In connection with the Riverside hospital the architectural designs include plans for a modern diet kitchen and obstetrical department. A directress has been engaged from one of the largest eastern hospitals and will be here on the opening date.
One of the leading women of the city, who has been devoting time to getting the facilities of local hospitals increased, expressed delight that Knoxville institutions would soon be able to care for all of the afflicted people.
She said: “Knoxville’s urgent need for better hospital facilities is being met by six of our foremost physicians and surgeons in the plans for the establishment of a modern sanitarium and the location, while near the heart of the city, is ideal and noted for quietitude and overlooks the Tennessee river.”
Source: Knoxville Journal and Tribune – May 14, 1917 – Page 7
Riverside Hospital Applies for Charter
Applications for charters were filed in two instances Friday before the county court clerk, the Lacy-Newman Co., and the Riverside Hospital being incorporated. The Riverside Hospital was capitalized at $12,000. Doctors Victor D. Holloway, Albert G. Kern, John H. Kincaid, Charles Huff Davis and S. R. Miller, being named as the incorporators.
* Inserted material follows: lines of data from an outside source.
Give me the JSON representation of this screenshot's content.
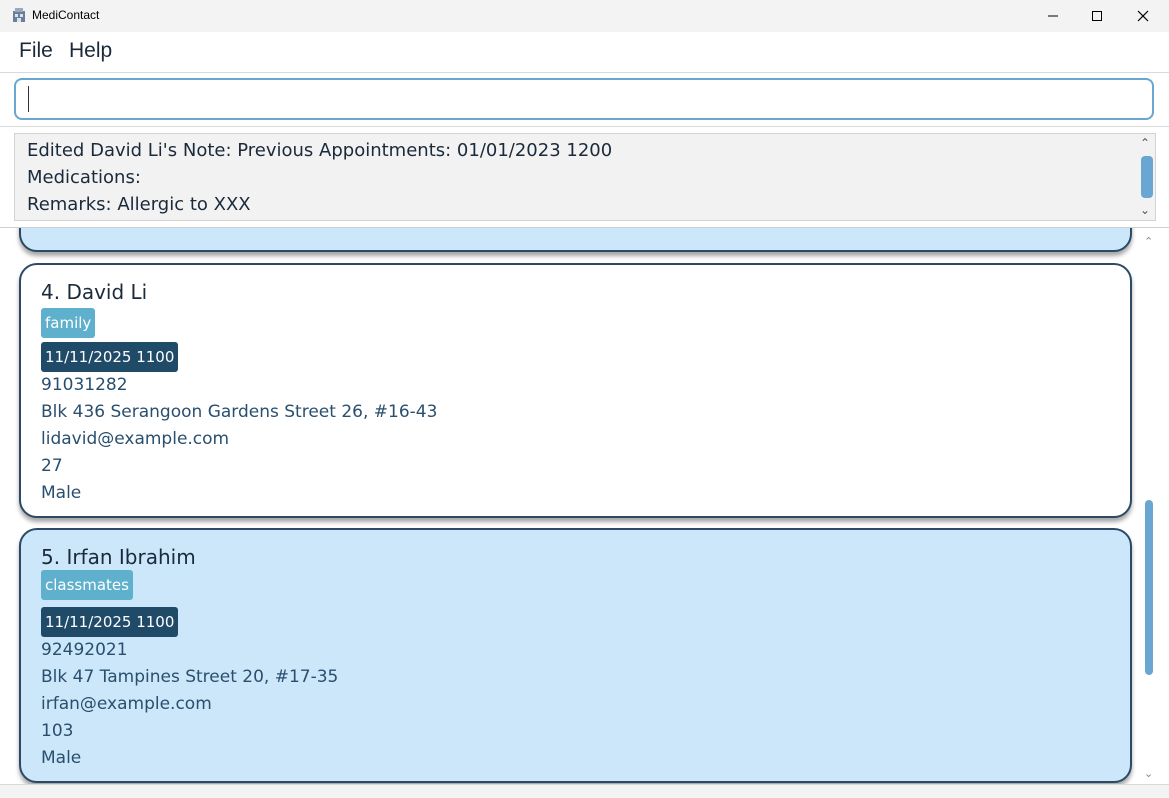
{
  "window": {
    "title": "MediContact",
    "icon": "app-icon",
    "controls": [
      "minimize-icon",
      "maximize-icon",
      "close-icon"
    ]
  },
  "menu": {
    "file_label": "File",
    "help_label": "Help"
  },
  "command": {
    "value": "",
    "placeholder": ""
  },
  "result": {
    "lines": [
      "Edited David Li's Note: Previous Appointments: 01/01/2023 1200",
      "Medications:",
      "Remarks: Allergic to XXX"
    ]
  },
  "persons": [
    {
      "index_name": "4. David Li",
      "tag": "family",
      "appointment": "11/11/2025 1100",
      "phone": "91031282",
      "address": "Blk 436 Serangoon Gardens Street 26, #16-43",
      "email": "lidavid@example.com",
      "age": "27",
      "sex": "Male"
    },
    {
      "index_name": "5. Irfan Ibrahim",
      "tag": "classmates",
      "appointment": "11/11/2025 1100",
      "phone": "92492021",
      "address": "Blk 47 Tampines Street 20, #17-35",
      "email": "irfan@example.com",
      "age": "103",
      "sex": "Male"
    }
  ],
  "colors": {
    "selected_card": "#cce6fa",
    "card_border": "#2c4a66",
    "tag": "#5fb0cc",
    "appointment": "#1f4a68",
    "scroll_thumb": "#69a7d2",
    "input_border": "#6aa6cf"
  }
}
Source: Knoxville Journal and Tribune – July 7, 1917 – Page 6
Dr. Acuff Returns – Dr. Herbert Acuff has returned from Reading, Pa., where he spent ten days looking for capable assistants for the Riverside hospital, which is to be opened soon. A superintendent and a dietician have been employed and they will arrive soon to make the preliminary arrangements for the opening of the institution.
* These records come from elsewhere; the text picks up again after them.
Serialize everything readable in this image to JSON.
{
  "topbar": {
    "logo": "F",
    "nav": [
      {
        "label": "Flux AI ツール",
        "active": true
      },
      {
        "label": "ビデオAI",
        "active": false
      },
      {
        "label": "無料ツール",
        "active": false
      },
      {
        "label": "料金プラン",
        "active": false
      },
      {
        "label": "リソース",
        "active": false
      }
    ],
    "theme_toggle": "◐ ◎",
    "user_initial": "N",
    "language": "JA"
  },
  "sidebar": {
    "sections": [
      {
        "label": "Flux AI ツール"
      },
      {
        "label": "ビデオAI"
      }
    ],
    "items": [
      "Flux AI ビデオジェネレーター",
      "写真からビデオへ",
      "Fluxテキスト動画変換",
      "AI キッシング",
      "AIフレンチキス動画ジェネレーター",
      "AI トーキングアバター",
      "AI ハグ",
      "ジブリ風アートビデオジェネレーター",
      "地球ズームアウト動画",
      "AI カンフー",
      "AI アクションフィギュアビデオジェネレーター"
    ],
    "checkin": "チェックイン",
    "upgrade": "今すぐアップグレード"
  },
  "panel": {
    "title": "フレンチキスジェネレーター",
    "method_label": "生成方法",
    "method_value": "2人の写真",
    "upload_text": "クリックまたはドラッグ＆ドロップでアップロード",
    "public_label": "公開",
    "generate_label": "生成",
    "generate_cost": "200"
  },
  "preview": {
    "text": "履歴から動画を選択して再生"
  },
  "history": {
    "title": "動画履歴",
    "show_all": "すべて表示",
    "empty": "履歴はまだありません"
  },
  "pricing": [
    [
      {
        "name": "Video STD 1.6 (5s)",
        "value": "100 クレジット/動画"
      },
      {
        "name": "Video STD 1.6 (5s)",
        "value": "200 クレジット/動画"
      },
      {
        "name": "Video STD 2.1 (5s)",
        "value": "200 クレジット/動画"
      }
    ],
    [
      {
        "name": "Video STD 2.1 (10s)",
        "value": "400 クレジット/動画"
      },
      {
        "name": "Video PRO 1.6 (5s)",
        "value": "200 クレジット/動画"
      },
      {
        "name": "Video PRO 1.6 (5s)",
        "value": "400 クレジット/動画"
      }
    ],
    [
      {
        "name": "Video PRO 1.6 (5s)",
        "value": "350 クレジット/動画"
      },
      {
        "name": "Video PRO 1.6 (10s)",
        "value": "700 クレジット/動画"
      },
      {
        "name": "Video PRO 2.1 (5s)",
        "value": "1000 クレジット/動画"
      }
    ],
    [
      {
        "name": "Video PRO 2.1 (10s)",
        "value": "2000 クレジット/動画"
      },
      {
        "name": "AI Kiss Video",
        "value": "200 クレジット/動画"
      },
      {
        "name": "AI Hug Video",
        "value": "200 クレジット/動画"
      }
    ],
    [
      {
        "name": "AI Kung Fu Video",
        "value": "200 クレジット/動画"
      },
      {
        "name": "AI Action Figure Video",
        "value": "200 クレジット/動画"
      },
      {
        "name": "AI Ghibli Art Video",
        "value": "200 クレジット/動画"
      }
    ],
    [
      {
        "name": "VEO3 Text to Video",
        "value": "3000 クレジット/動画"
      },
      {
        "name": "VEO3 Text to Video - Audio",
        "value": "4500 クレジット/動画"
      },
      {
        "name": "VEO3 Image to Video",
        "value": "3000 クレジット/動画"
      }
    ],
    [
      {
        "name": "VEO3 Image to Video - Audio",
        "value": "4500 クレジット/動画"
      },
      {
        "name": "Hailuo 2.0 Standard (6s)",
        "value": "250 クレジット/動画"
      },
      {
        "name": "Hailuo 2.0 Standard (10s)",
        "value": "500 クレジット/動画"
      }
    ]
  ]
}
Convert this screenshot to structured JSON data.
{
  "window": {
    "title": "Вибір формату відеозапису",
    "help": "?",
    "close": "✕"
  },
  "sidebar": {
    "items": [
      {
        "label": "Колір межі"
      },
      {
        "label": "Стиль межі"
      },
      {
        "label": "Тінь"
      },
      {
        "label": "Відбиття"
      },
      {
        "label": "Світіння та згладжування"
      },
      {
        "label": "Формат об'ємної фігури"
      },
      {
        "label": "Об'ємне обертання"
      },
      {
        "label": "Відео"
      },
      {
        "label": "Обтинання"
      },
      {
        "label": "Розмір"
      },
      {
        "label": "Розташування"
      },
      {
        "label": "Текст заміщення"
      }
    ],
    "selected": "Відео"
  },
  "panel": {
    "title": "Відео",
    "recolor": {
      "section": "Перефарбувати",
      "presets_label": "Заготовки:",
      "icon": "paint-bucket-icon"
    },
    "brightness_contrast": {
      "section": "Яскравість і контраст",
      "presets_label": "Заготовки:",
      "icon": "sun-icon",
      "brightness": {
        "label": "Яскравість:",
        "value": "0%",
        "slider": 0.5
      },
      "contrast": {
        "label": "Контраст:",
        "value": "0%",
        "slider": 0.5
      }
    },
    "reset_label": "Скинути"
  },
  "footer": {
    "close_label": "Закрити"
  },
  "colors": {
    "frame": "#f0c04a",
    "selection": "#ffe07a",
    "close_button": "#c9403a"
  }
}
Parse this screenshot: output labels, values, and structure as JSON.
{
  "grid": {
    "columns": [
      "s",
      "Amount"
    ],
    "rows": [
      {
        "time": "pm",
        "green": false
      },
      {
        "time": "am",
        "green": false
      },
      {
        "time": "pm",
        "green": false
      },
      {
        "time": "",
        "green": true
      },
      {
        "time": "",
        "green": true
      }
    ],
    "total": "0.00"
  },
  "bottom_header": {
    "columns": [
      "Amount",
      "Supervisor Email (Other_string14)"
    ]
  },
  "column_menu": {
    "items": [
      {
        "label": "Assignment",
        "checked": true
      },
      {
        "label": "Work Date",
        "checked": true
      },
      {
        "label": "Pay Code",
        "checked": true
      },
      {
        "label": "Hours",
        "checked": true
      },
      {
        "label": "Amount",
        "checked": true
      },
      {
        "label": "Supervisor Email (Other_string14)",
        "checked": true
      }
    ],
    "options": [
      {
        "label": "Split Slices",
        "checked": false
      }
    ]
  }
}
Source: Knoxville Journal and Tribune – July 17, 1917 – Page 5
New Hospital Ready Sept. 1
Riverside Institution Is Nearing Completion
Modernly Equipped Building Has Forty Rooms and a Capacity for Fifty Patients
Preparations are being completed for the formal opening of the Riverside hospital, Knoxville’s newest general hospital, located on Riverside drive. Officials of the institution announced Thursday that the hospital would be ready for the reception of patients, Sept. 1, and the nurses’ training school, to be operated in connection with the institution, also will be ready for opening on the same date.
The training school and nurses’ home will be installed in the old home of Mrs. C. C. Heins, opposite the new hospital. Twelve or fifteen pupil nurses and four graduate or supervising nurses will be continuously on duty at the hospital.
The main hospital and equipment have been installed at a cost of approximately $50,000, and the promoters think it will be one of the best institutions that has ever been opened in the south, at least it will have some features that have not previously been provided for other institutions. The roof garden and sun rooms will add to the attractiveness of the place and will be conducive to health improvement. Electric elevators of the most modern design will carry the patients from the various floors to the roof garden.